Court documents show Cooper died of asphyxiation. Detectives said she was killed sometime between 3 p.m. Nov. 25 and 8 p.m. Nov. 26. She was reported missing on Nov. 28.
"I don’t want to get into specifics because of any future statements that may come out," Clay County Sheriff's Office Chief of Investigations Wayne McKinney said.
In announcing details of the case, McKinney called this a bittersweet day not only for the Cooper family, but for Clay County deputies, firefighters and dozens of volunteers from other agencies and private citizens who spent weeks searching for Cooper.

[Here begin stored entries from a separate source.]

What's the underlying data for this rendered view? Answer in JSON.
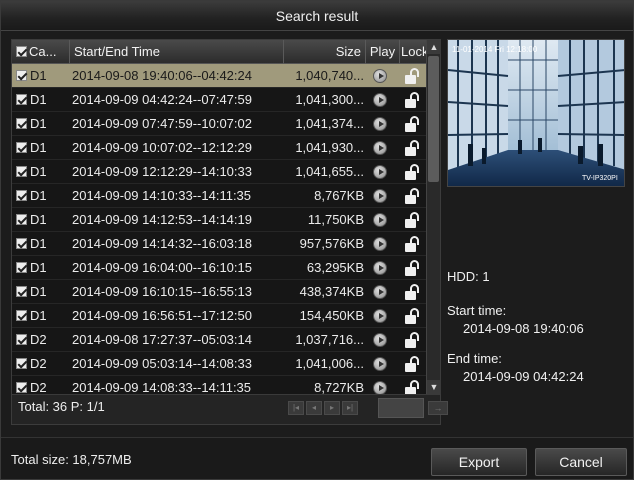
{
  "window": {
    "title": "Search result"
  },
  "table": {
    "columns": {
      "camera": "Ca...",
      "time": "Start/End Time",
      "size": "Size",
      "play": "Play",
      "lock": "Lock"
    },
    "rows": [
      {
        "camera": "D1",
        "time": "2014-09-08 19:40:06--04:42:24",
        "size": "1,040,740...",
        "selected": true
      },
      {
        "camera": "D1",
        "time": "2014-09-09 04:42:24--07:47:59",
        "size": "1,041,300...",
        "selected": false
      },
      {
        "camera": "D1",
        "time": "2014-09-09 07:47:59--10:07:02",
        "size": "1,041,374...",
        "selected": false
      },
      {
        "camera": "D1",
        "time": "2014-09-09 10:07:02--12:12:29",
        "size": "1,041,930...",
        "selected": false
      },
      {
        "camera": "D1",
        "time": "2014-09-09 12:12:29--14:10:33",
        "size": "1,041,655...",
        "selected": false
      },
      {
        "camera": "D1",
        "time": "2014-09-09 14:10:33--14:11:35",
        "size": "8,767KB",
        "selected": false
      },
      {
        "camera": "D1",
        "time": "2014-09-09 14:12:53--14:14:19",
        "size": "11,750KB",
        "selected": false
      },
      {
        "camera": "D1",
        "time": "2014-09-09 14:14:32--16:03:18",
        "size": "957,576KB",
        "selected": false
      },
      {
        "camera": "D1",
        "time": "2014-09-09 16:04:00--16:10:15",
        "size": "63,295KB",
        "selected": false
      },
      {
        "camera": "D1",
        "time": "2014-09-09 16:10:15--16:55:13",
        "size": "438,374KB",
        "selected": false
      },
      {
        "camera": "D1",
        "time": "2014-09-09 16:56:51--17:12:50",
        "size": "154,450KB",
        "selected": false
      },
      {
        "camera": "D2",
        "time": "2014-09-08 17:27:37--05:03:14",
        "size": "1,037,716...",
        "selected": false
      },
      {
        "camera": "D2",
        "time": "2014-09-09 05:03:14--14:08:33",
        "size": "1,041,006...",
        "selected": false
      },
      {
        "camera": "D2",
        "time": "2014-09-09 14:08:33--14:11:35",
        "size": "8,727KB",
        "selected": false
      }
    ],
    "footer": {
      "total": "Total: 36  P: 1/1"
    }
  },
  "preview": {
    "overlay_datetime": "11-01-2014 Fri 12:18:00",
    "overlay_camera": "TV-IP320PI"
  },
  "info": {
    "hdd": "HDD: 1",
    "start_label": "Start time:",
    "start_value": "2014-09-08 19:40:06",
    "end_label": "End time:",
    "end_value": "2014-09-09 04:42:24"
  },
  "status": {
    "total_size": "Total size: 18,757MB"
  },
  "buttons": {
    "export": "Export",
    "cancel": "Cancel"
  },
  "colors": {
    "selected_row": "#a09a7c",
    "background": "#1c1c1c"
  }
}
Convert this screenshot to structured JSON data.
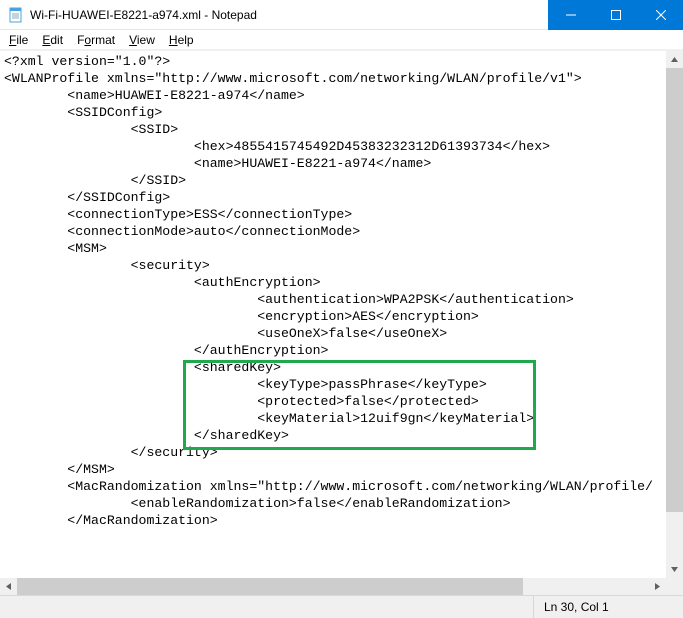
{
  "window": {
    "title": "Wi-Fi-HUAWEI-E8221-a974.xml - Notepad"
  },
  "menu": {
    "file": "File",
    "edit": "Edit",
    "format": "Format",
    "view": "View",
    "help": "Help"
  },
  "content": {
    "l1": "<?xml version=\"1.0\"?>",
    "l2": "<WLANProfile xmlns=\"http://www.microsoft.com/networking/WLAN/profile/v1\">",
    "l3": "        <name>HUAWEI-E8221-a974</name>",
    "l4": "        <SSIDConfig>",
    "l5": "                <SSID>",
    "l6": "                        <hex>4855415745492D45383232312D61393734</hex>",
    "l7": "                        <name>HUAWEI-E8221-a974</name>",
    "l8": "                </SSID>",
    "l9": "        </SSIDConfig>",
    "l10": "        <connectionType>ESS</connectionType>",
    "l11": "        <connectionMode>auto</connectionMode>",
    "l12": "        <MSM>",
    "l13": "                <security>",
    "l14": "                        <authEncryption>",
    "l15": "                                <authentication>WPA2PSK</authentication>",
    "l16": "                                <encryption>AES</encryption>",
    "l17": "                                <useOneX>false</useOneX>",
    "l18": "                        </authEncryption>",
    "l19": "                        <sharedKey>",
    "l20": "                                <keyType>passPhrase</keyType>",
    "l21": "                                <protected>false</protected>",
    "l22": "                                <keyMaterial>12uif9gn</keyMaterial>",
    "l23": "                        </sharedKey>",
    "l24": "                </security>",
    "l25": "        </MSM>",
    "l26": "        <MacRandomization xmlns=\"http://www.microsoft.com/networking/WLAN/profile/",
    "l27": "                <enableRandomization>false</enableRandomization>",
    "l28": "        </MacRandomization>"
  },
  "status": {
    "position": "Ln 30, Col 1"
  }
}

"Jordan Cooper was an innocent soul who touched every one of the men and women behind me," McKinney said, adding that most had worked tirelessly in the search for the missing woman.
Koda Marsh was friends with Cooper. She doesn't know Turner and can’t understand why anyone would kill Cooper, who deputies said had the mental capacity of a teenager.
"My sister was the same way. You go with it. You can’t do anything about it, but I feel she shouldn't have stayed by herself. I wouldn't have left my child alone if she had the mental capacity of a 13-year-old," Marsh said.
The Keystone Heights community is now hoping for the best for Cooper’s family, and that the arrest will bring them some kind of peace.
"Let them know that we're still praying for them, and just pray that they make it through this the best as possible," resident Jimmy Martin said.
Resident Barbie Martin said she has also been praying for Cooper’s family.
"It was a huge shock. You just don't hear things like that in our community. It's a small town, close-knit, everybody knows everyone. And if you don't know them, you know somebody that does," Martin said. "So to hear something like that, it was shocking."
Turner, 27, is being held without bond in the Clay County Jail. He will face a judge Saturday morning for his first appearance hearing.